Marco Aurélio tenta enquadrar o episódio nesse contexto mais amplo. Para ele, a estratégia é reciclar suspeitas antigas envolvendo a família do presidente, mesmo sem decisões judiciais que sustentem uma prisão. O advogado insiste que o objetivo é alimentar manchetes rápidas e vídeos curtos para redes sociais, não avançar na apuração sobre o INSS. “Usam a CPMI como palanque, não como instrumento sério de investigação”, critica em conversa com a reportagem.

O timing reforça a leitura política. A poucos meses das convenções partidárias e a menos de um ano do início oficial das campanhas nacionais, cada gesto em Brasília é calculado. Um pedido de prisão, mesmo sem efeito imediato, rende espaço em programas de TV, rádios e portais, e pode ser transformado em material de campanha em questão de horas.

Impacto eleitoral e risco de nova escalada de polarização

A reação da defesa de Lulinha ecoa dentro e fora do Congresso. Parlamentares do PT e de partidos da base avaliam que a iniciativa de Coronel Fernanda tenta reproduzir o clima de cerco judicial que marcou as eleições de 2018, quando Lula estava preso e inelegível. Agora, com o presidente de volta ao Planalto, o alvo passa a ser a família, em uma tentativa de contornar a recuperação da imagem do petista em parte do eleitorado.

Na prática, o episódio deve reforçar discursos já conhecidos. A oposição falará em impunidade e tentará colar em Lulinha a pecha de beneficiário de esquemas, mesmo sem condenações recentes. O governo e seus aliados voltarão a acusar o bolsonarismo de usar investigações parlamentares como arma de campanha, esvaziando o foco em problemas concretos, como o tempo médio de análise de benefícios ou a fila de perícias médicas.

O embate também testa o limite institucional das CPIs. Criadas para apurar fatos determinados e sugerir responsabilizações, elas vêm sendo usadas com frequência para produzir narrativas políticas com forte apelo midiático. Cada requerimento de convocação, quebra de sigilo ou pedido de prisão vira munição para vídeos, hashtags e discursos de plenário, muitas vezes com impacto maior na opinião pública do que no próprio relatório final.

Especialistas em direito constitucional ouvidos por parlamentares lembram que a comissão não pode substituir o Judiciário. Qualquer prisão preventiva ou em flagrante depende de critérios legais estritos, não de maioria simples em colegiado político. Mesmo assim, o simples protocolo de um pedido desse tipo costuma bastar para incendiar o debate, como se vê agora com Lulinha.
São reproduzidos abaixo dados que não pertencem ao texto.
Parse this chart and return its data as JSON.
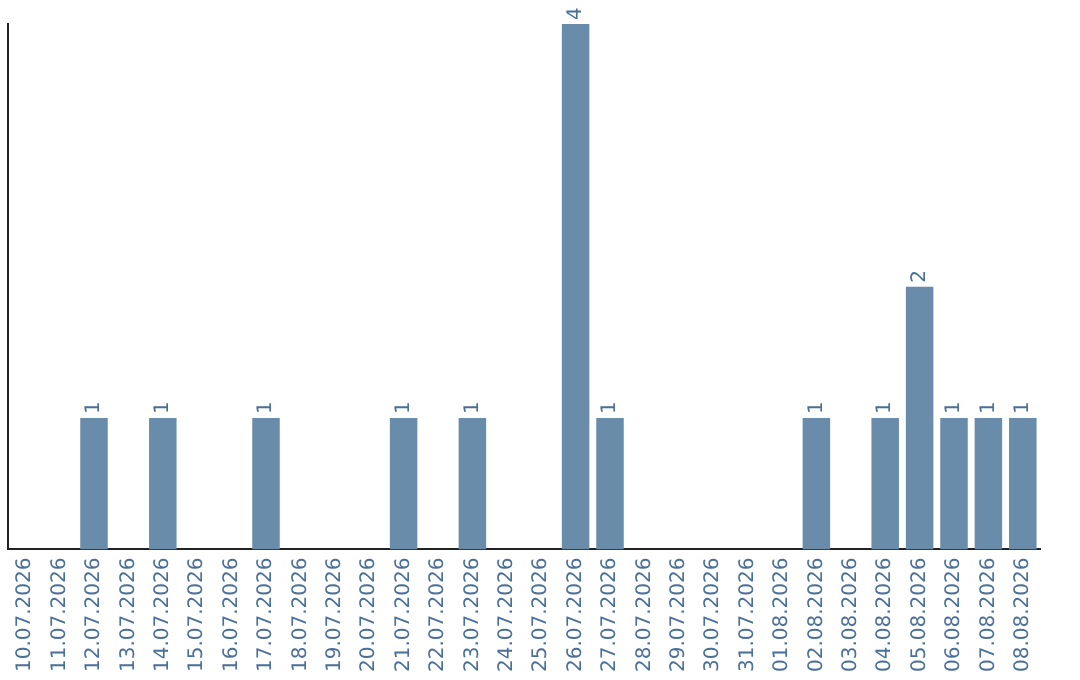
{
  "chart_data": {
    "type": "bar",
    "categories": [
      "10.07.2026",
      "11.07.2026",
      "12.07.2026",
      "13.07.2026",
      "14.07.2026",
      "15.07.2026",
      "16.07.2026",
      "17.07.2026",
      "18.07.2026",
      "19.07.2026",
      "20.07.2026",
      "21.07.2026",
      "22.07.2026",
      "23.07.2026",
      "24.07.2026",
      "25.07.2026",
      "26.07.2026",
      "27.07.2026",
      "28.07.2026",
      "29.07.2026",
      "30.07.2026",
      "31.07.2026",
      "01.08.2026",
      "02.08.2026",
      "03.08.2026",
      "04.08.2026",
      "05.08.2026",
      "06.08.2026",
      "07.08.2026",
      "08.08.2026"
    ],
    "values": [
      0,
      0,
      1,
      0,
      1,
      0,
      0,
      1,
      0,
      0,
      0,
      1,
      0,
      1,
      0,
      0,
      4,
      1,
      0,
      0,
      0,
      0,
      0,
      1,
      0,
      1,
      2,
      1,
      1,
      1
    ],
    "value_labels": [
      null,
      null,
      "1",
      null,
      "1",
      null,
      null,
      "1",
      null,
      null,
      null,
      "1",
      null,
      "1",
      null,
      null,
      "4",
      "1",
      null,
      null,
      null,
      null,
      null,
      "1",
      null,
      "1",
      "2",
      "1",
      "1",
      "1"
    ],
    "color": "#6a8cab",
    "grid": false,
    "legend": false,
    "tick_labels": "x"
  }
}
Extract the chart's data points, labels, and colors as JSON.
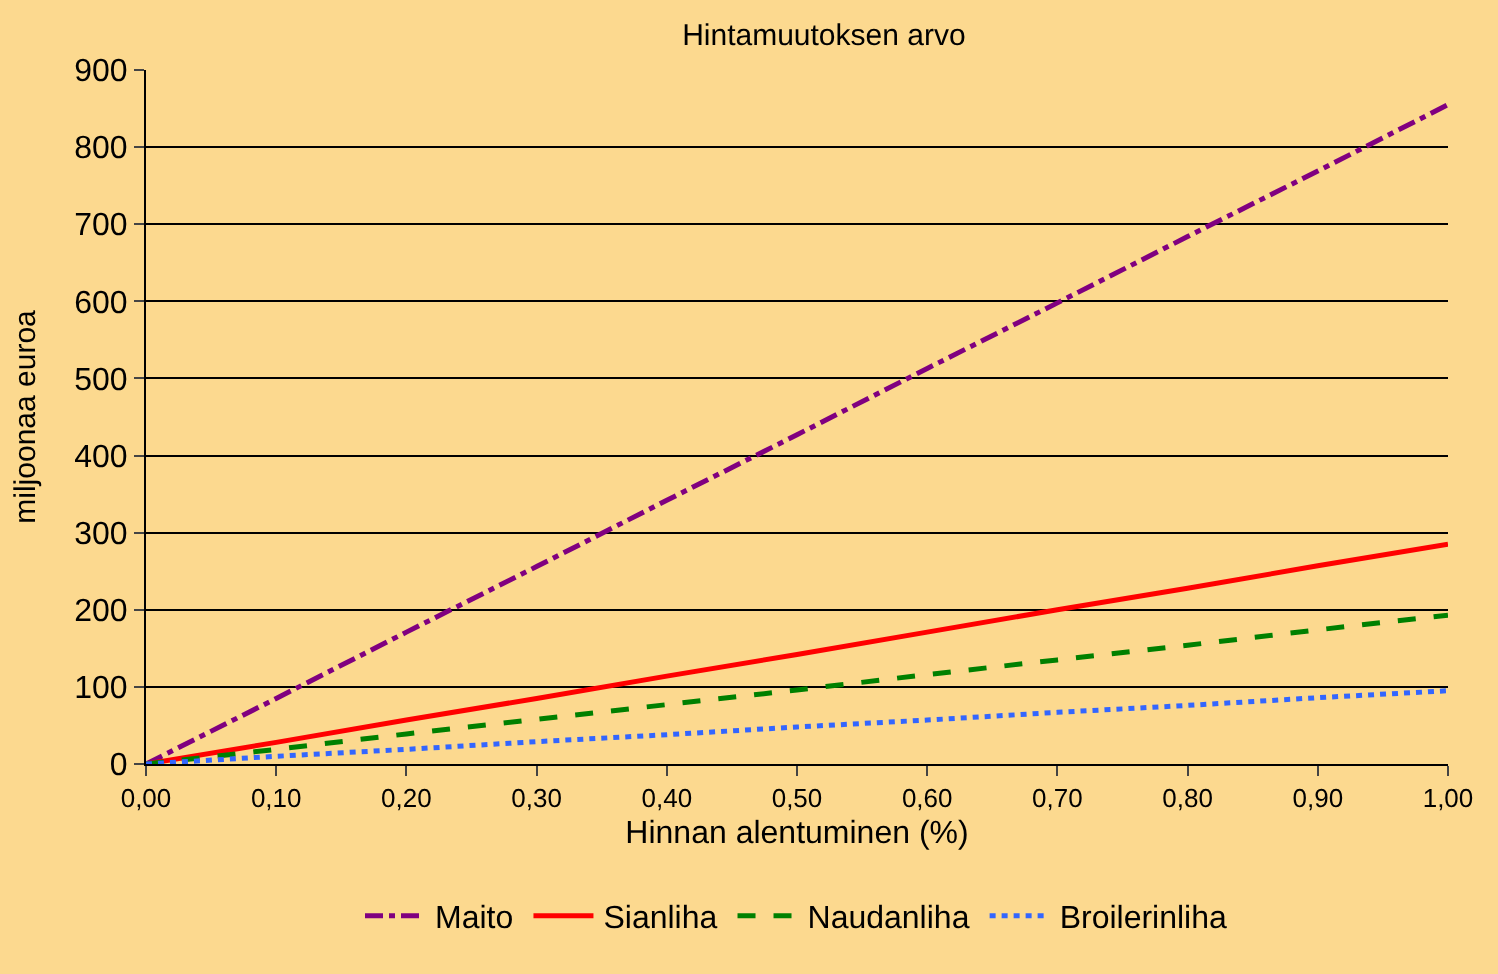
{
  "chart_data": {
    "type": "line",
    "title": "Hintamuutoksen arvo",
    "xlabel": "Hinnan alentuminen (%)",
    "ylabel": "miljoonaa euroa",
    "x": [
      0,
      0.1,
      0.2,
      0.3,
      0.4,
      0.5,
      0.6,
      0.7,
      0.8,
      0.9,
      1.0
    ],
    "series": [
      {
        "name": "Maito",
        "color": "#800080",
        "line_style": "dashdot",
        "values": [
          0,
          85,
          171,
          256,
          342,
          427,
          513,
          598,
          684,
          769,
          855
        ]
      },
      {
        "name": "Sianliha",
        "color": "#ff0000",
        "line_style": "solid",
        "values": [
          0,
          28,
          57,
          85,
          114,
          142,
          171,
          200,
          228,
          257,
          285
        ]
      },
      {
        "name": "Naudanliha",
        "color": "#008000",
        "line_style": "dashed",
        "values": [
          0,
          19,
          39,
          58,
          77,
          96,
          116,
          135,
          154,
          174,
          193
        ]
      },
      {
        "name": "Broilerinliha",
        "color": "#3366ff",
        "line_style": "dotted",
        "values": [
          0,
          10,
          19,
          29,
          38,
          48,
          57,
          67,
          76,
          86,
          95
        ]
      }
    ],
    "xlim": [
      0,
      1
    ],
    "ylim": [
      0,
      900
    ],
    "xticks": [
      {
        "value": 0,
        "label": "0,00"
      },
      {
        "value": 0.1,
        "label": "0,10"
      },
      {
        "value": 0.2,
        "label": "0,20"
      },
      {
        "value": 0.3,
        "label": "0,30"
      },
      {
        "value": 0.4,
        "label": "0,40"
      },
      {
        "value": 0.5,
        "label": "0,50"
      },
      {
        "value": 0.6,
        "label": "0,60"
      },
      {
        "value": 0.7,
        "label": "0,70"
      },
      {
        "value": 0.8,
        "label": "0,80"
      },
      {
        "value": 0.9,
        "label": "0,90"
      },
      {
        "value": 1.0,
        "label": "1,00"
      }
    ],
    "yticks": [
      0,
      100,
      200,
      300,
      400,
      500,
      600,
      700,
      800,
      900
    ],
    "grid": "y",
    "legend": "bottom",
    "marker": "none"
  }
}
Próximos passos na CPMI e na disputa de narrativas

O presidente da CPMI do INSS deve decidir, nas próximas sessões, se coloca o requerimento em votação ou se o arquiva por falta de base jurídica. A decisão, prevista para as próximas semanas, tende a expor o racha interno: de um lado, a ala que aposta no desgaste da família Lula; de outro, deputados e senadores que querem preservar algum grau de foco nas falhas estruturais do sistema previdenciário.

A defesa de Fábio Luís prepara, em paralelo, respostas nas esferas política e jurídica. Marco Aurélio avalia representar contra Coronel Fernanda por abuso de prerrogativas parlamentares e calúnia, caso o pedido avance. Nas redes sociais, militantes pró-governo e bolsonaristas já se mobilizam, com trocas de acusações que tendem a crescer à medida que a CPMI se aproxima da fase final de trabalhos e da redação de seu relatório.

O desfecho ainda é aberto. Se a comissão rejeita o pedido de prisão, reforça o discurso de que a manobra fracassa e expõe o uso político da estrutura. Se aceita, mesmo sem efeito prático imediato, oferece novo combustível para a oposição explorar a imagem de um governo pressionado por suspeitas sobre familiares. Em qualquer cenário, o caso Lulinha se torna mais um capítulo da disputa por narrativas que marcará o caminho até as urnas.